Legislation would provide privacy protections for credit union members

Legislation under discussion in Congress would layer additional privacy protections on top of existing GLBA/Reg P and NCUA safeguards for credit union members, while also trying to avoid duplicative burdens on credit unions through exemptions or deference to the current regime.

Current privacy baseline for CUs

• Credit unions are already subject to the Gramm‑Leach‑Bliley Act (GLBA) and Regulation P, which govern disclosure of nonpublic personal information to non‑affiliated third parties and require clear initial and annual privacy notices.

• NCUA’s security guidelines require administrative, technical, and physical safeguards and flow‑down of those protections to service providers with access to member data.

What the new legislation is aiming to do

• House and other federal data privacy efforts are looking at a broader national data privacy and security framework that would apply across sectors, not just traditional financial institutions.

• Draft federal data privacy bills include concepts like data minimization requirements, enhanced consumer notice, and more consistent standards for all entities that collect or hold sensitive personal data.

How credit union groups want members protected

• America’s Credit Unions is urging lawmakers to recognize that GLBA already provides strong privacy protections for credit union members and to treat compliant institutions as effectively meeting the federal standard.

• They are advocating for: (1) robust federal preemption of conflicting state privacy laws for GLBA‑compliant CUs, (2) a strong exemption from new, duplicative requirements, and (3) protection from expansive private rights of action that could invite litigation rather than improve member privacy.

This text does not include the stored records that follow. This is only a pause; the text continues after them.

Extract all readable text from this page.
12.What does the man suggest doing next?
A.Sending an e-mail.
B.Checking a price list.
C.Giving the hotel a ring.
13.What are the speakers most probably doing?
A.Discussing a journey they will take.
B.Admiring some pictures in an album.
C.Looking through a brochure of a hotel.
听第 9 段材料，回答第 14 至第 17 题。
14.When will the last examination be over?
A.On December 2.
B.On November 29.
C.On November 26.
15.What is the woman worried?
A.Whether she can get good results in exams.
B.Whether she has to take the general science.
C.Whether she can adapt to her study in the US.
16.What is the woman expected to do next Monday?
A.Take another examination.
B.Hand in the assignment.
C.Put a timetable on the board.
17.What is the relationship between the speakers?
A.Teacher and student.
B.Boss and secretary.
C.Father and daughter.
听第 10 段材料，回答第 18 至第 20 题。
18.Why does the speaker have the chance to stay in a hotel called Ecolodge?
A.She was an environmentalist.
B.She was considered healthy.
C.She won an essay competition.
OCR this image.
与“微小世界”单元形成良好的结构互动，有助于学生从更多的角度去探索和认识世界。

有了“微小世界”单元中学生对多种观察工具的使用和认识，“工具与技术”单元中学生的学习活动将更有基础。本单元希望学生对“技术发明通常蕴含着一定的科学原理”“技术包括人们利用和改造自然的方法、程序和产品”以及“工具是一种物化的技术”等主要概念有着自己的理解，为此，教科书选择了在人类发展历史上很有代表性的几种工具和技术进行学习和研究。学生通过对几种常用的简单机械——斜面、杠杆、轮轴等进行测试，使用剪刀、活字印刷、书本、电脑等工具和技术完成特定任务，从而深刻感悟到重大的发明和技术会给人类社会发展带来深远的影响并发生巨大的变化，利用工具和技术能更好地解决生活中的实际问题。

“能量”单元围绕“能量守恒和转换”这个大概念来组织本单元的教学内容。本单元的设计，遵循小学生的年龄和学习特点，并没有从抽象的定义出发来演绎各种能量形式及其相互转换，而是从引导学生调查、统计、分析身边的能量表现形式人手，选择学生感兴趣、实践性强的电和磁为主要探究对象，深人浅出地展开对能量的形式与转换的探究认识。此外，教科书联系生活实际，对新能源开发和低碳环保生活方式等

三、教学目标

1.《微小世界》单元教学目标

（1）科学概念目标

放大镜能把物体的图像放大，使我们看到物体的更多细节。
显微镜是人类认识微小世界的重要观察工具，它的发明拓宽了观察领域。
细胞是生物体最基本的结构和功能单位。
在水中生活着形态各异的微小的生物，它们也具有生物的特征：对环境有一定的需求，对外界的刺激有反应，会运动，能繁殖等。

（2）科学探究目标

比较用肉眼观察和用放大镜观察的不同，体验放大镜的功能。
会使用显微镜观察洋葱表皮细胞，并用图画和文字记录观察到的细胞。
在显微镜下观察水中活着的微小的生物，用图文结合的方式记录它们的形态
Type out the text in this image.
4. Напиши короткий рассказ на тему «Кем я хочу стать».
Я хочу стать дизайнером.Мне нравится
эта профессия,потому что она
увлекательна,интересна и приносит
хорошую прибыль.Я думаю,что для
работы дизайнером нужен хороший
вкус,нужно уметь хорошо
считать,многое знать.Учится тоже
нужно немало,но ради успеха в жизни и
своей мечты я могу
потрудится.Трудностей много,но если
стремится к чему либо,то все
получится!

Interaction with CFPB data‑access rules

• Separately, the CFPB’s finalized personal financial data rights rule under Dodd‑Frank 1033 will give consumers greater control over accessing and sharing their account data, with phased compliance dates and an exemption for certain small banks and credit unions.

• Credit union trade groups see potential competition benefits from data portability but have raised concerns about implementation costs and the allocation of liability when third parties mishandle shared data.

Key policy tension

• The CFPB has warned that broad GLBA‑based exemptions in state privacy laws can leave financial data under‑protected given how old GLBA and FCRA are relative to today’s digital environment.

• So, Congress is effectively balancing two views: using GLBA as the “model” for financial‑sector privacy versus updating or supplementing it to close perceived gaps, especially around non‑traditional data holders and modern data uses.